Defining noop's body

The input is an iterable of Series. In our case, noop just receives a single Series as input, but as we'll see in later sections, it's possible to pass multiple Series.

We said we wanted our function to do nothing, so let's implement that: take a reference to the first (and only) input Series, and return a (cheap!) clone of it.

Putting it all together

Right, does this all work? Let's make a Python file run.py with which to test it out. We'll just make a toy dataframe and apply noop to each column!

import polars as pl
import minimal_plugin as mp

df = pl.DataFrame({
    'a': [1, 1, None],
    'b': [4.1, 5.2, 6.3],
    'c': ['hello', 'everybody!', '!']
})
print(df.with_columns(mp.noop(pl.all()).name.suffix('_noop')))

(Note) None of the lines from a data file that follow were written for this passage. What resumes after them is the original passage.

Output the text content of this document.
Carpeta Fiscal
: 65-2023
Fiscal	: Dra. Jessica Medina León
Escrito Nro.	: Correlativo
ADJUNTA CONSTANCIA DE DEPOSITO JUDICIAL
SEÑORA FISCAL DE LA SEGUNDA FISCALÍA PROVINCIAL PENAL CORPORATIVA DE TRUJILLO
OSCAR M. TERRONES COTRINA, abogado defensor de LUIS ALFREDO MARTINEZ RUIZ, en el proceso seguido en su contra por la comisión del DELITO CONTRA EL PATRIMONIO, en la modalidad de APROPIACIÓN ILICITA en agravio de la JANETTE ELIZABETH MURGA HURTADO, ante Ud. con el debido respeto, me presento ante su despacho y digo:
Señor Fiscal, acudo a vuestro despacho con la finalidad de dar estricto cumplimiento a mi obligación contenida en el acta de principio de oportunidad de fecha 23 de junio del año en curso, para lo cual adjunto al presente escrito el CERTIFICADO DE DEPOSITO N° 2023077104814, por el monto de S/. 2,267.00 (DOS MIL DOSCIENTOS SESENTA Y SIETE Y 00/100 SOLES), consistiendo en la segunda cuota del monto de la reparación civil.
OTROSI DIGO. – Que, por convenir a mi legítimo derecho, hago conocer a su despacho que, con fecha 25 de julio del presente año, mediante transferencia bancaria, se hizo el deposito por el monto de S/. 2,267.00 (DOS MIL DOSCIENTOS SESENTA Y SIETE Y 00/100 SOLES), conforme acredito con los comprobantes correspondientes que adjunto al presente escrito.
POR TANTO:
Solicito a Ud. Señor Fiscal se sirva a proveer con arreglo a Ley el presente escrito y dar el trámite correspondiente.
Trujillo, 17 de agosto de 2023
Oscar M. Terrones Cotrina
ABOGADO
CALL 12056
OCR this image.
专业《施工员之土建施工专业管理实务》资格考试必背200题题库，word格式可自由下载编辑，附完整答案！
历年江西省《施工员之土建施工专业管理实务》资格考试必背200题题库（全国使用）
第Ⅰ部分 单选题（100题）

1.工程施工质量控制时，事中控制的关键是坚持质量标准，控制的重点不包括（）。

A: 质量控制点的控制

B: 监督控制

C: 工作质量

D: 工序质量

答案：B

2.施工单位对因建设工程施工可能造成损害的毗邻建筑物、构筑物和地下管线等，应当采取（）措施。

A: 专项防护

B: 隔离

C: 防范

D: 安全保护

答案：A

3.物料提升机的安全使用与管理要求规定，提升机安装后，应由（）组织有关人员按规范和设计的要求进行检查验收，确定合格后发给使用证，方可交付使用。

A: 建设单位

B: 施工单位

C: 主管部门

Your working directory should now look a bit like this:

.
├── Cargo.toml
├── minimal_plugin
│   ├── __init__.py
│   └── utils.py
├── pyproject.toml
├── run.py
└── src
    ├── expressions.rs
    ├── lib.rs
    └── utils.rs

Let's compile! Please run maturin develop (or maturin develop --release if benchmarking). You'll need to do this every time you change any of your Rust code. It may take a while the first time, but subsequent executions will be significantly faster as the build process is incremental.

Finally, you can run your code! If you run python run.py and get the following output:

shape: (3, 6)
┌──────┬─────┬────────────┬────────┬────────┬────────────┐
│ a    ┆ b   ┆ c          ┆ a_noop ┆ b_noop ┆ c_noop     │
│ ---  ┆ --- ┆ ---        ┆ ---    ┆ ---    ┆ ---        │
│ i64  ┆ f64 ┆ str        ┆ i64    ┆ f64    ┆ str        │
╞══════╪═════╪════════════╪════════╪════════╪════════════╡
│ 1    ┆ 4.1 ┆ hello      ┆ 1      ┆ 4.1    ┆ hello      │
│ 1    ┆ 5.2 ┆ everybody! ┆ 1      ┆ 5.2    ┆ everybody! │
│ null ┆ 6.3 ┆ !          ┆ null   ┆ 6.3    ┆ !          │
└──────┴─────┴────────────┴────────┴────────┴────────────┘
then it means everything worked correctly. Congrats!

You're now ready to learn how to do ABSolutely nothing.